Si ça peut paraître bizarre pour une corporation incarnant l’avant-garde, il n’en reste pas moins que les modeuses haute-couture tiennent à la tradition. Ainsi, pour toutes les petites mains de l’industrie, les vendeuses, les stylistes, les chefs de produit, et les parfumeuses, le 25 novembre est un jour férié. Mieux : celles qui fêtent leur quart de siècle se voient courronnées d’un chapeau griffé par “leur” maison. Ainsi attifées, les Catherinettes défilent le jour de la Sainte-Patronne dans les salons de la mairie de Paris face aux maisons concurrentes. Elles ne sont pas seules à porter les couleurs de leur employeur : quelques “Nicolas”, des garçons célibataires de 30 ans, viennent généralement se greffer au défilé.

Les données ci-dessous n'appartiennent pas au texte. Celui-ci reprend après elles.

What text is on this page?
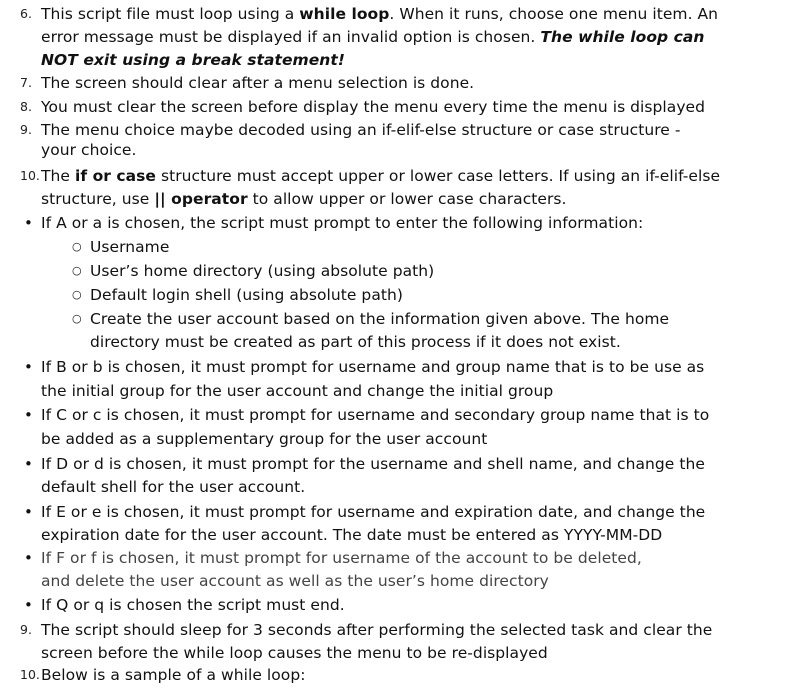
6. This script file must loop using a while loop. When it runs, choose one menu item. An
error message must be displayed if an invalid option is chosen. The while loop can
NOT exit using a break statement!
7. The screen should clear after a menu selection is done.
8. You must clear the screen before display the menu every time the menu is displayed
9. The menu choice maybe decoded using an if-elif-else structure or case structure -
your choice.
10. The if or case structure must accept upper or lower case letters. If using an if-elif-else
structure, use || operator to allow upper or lower case characters.
• If A or a is chosen, the script must prompt to enter the following information:
○ Username
○ User’s home directory (using absolute path)
○ Default login shell (using absolute path)
○ Create the user account based on the information given above. The home
directory must be created as part of this process if it does not exist.
• If B or b is chosen, it must prompt for username and group name that is to be use as
the initial group for the user account and change the initial group
• If C or c is chosen, it must prompt for username and secondary group name that is to
be added as a supplementary group for the user account
• If D or d is chosen, it must prompt for the username and shell name, and change the
default shell for the user account.
• If E or e is chosen, it must prompt for username and expiration date, and change the
expiration date for the user account. The date must be entered as YYYY-MM-DD
• If F or f is chosen, it must prompt for username of the account to be deleted,
and delete the user account as well as the user’s home directory
• If Q or q is chosen the script must end.
9. The script should sleep for 3 seconds after performing the selected task and clear the
screen before the while loop causes the menu to be re-displayed
10. Below is a sample of a while loop:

Lundi 25 donc, près de deux cents jeunes gens, salariés d’une vingtaine de maisons de couture, se sont pressés sous le plafond mordoré du salon Lobau avec leur coiffe bicolore. Il y avait les capelines-casquettes de chez Kenzo, les casques à plume rigolos de Sonia Rykiel, les cloches fleuries de muguet de Dior, les chapeaux-charlotte imposants de Givenchy, ou, plus minimalistes, les noeuds Alexander Wang de Balenciaga. Chez Chanel, on distingue les Catherinettes par divisions : celles qui bossent pour le secteur mode portent des tricornes bombés ou des capelines façon Scarlett O’Hara, les autres (cosmétiques, marketing…) arborent d’énormes canotiers fleuris.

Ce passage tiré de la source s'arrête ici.